8. The method according to claim 7, further comprising detaching the sapphire base of the second engineered substrate after bonding the first and the second wafer structure to each other.

9. The method according to one of the preceding claims, wherein the at least one first solar cell layer comprises a first and a second layer on the first layer and/or the at least one second solar cell layer comprises a third and a fourth layer on the third layer.

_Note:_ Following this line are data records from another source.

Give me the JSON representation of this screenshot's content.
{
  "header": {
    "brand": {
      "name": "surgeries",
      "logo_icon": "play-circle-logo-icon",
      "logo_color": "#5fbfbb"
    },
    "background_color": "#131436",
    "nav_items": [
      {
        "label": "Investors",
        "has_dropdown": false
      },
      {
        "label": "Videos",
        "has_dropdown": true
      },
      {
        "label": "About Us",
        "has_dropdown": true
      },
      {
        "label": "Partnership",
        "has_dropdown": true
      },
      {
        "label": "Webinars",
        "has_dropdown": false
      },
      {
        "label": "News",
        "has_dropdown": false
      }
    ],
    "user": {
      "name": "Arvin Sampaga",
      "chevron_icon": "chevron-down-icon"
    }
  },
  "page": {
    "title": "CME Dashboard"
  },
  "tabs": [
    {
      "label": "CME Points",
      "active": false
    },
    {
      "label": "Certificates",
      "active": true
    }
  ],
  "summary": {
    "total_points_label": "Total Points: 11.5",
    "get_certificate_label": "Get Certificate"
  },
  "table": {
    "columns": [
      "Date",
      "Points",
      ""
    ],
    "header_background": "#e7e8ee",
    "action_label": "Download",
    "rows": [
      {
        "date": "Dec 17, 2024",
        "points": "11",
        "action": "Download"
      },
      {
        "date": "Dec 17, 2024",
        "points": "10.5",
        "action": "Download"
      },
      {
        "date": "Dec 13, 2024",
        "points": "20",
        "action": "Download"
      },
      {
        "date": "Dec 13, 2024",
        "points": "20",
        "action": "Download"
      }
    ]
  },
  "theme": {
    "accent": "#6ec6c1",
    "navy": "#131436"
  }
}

10. The method according claim 2, wherein the at least one first solar cell layer comprises a first and a second layer on the first layer and/or the at least one second solar cell layer comprises a third and a fourth layer on the third layer and wherein the first layer comprises or consists of GalnAs and/or the second layer comprises or consists of GalnAsP and/or the third layer comprises or consists of GaAs and/or the fourth layer comprises or consists of Gain P.

1 1 . The method according claim 3, wherein the at least one first solar cell layer comprises a first and a second layer on the first layer and/or the at least one second solar cell layer comprises a fourth and a third layer on the fourth layer and wherein the first layer comprises or consists of GalnAs and/or the second layer comprises or consists of GalnAsP and/or the third layer comprises or consists of GaAs and/or the fourth layer comprises or consists of GalnP.

12. The method according one of the preceding claims, wherein the final base substrate made of Mo, W, Ge, GaAs or InP.

13. The method according to one of the preceding claims, further comprising forming mesas of the at least one first and the at least one second solar cell layers; and forming a contact on the free main surface of the at least one second solar cell layer.

14. Multijunction solar cell device obtainable by the method according to one of the preceding claims.

15. Multijunction solar cell, consisting of a final base substrate made of Mo, W, Ge, GaAs or InP; a seed layer, in particular, an InP seed layer formed, in particular, bonded, on the final base substrate; and at least one first and at least one second solar cell layer formed on the seed layer.

16. The multifunction solar cell of claim 15, wherein the at least second solar cell is bonded onto the at least first solar cell.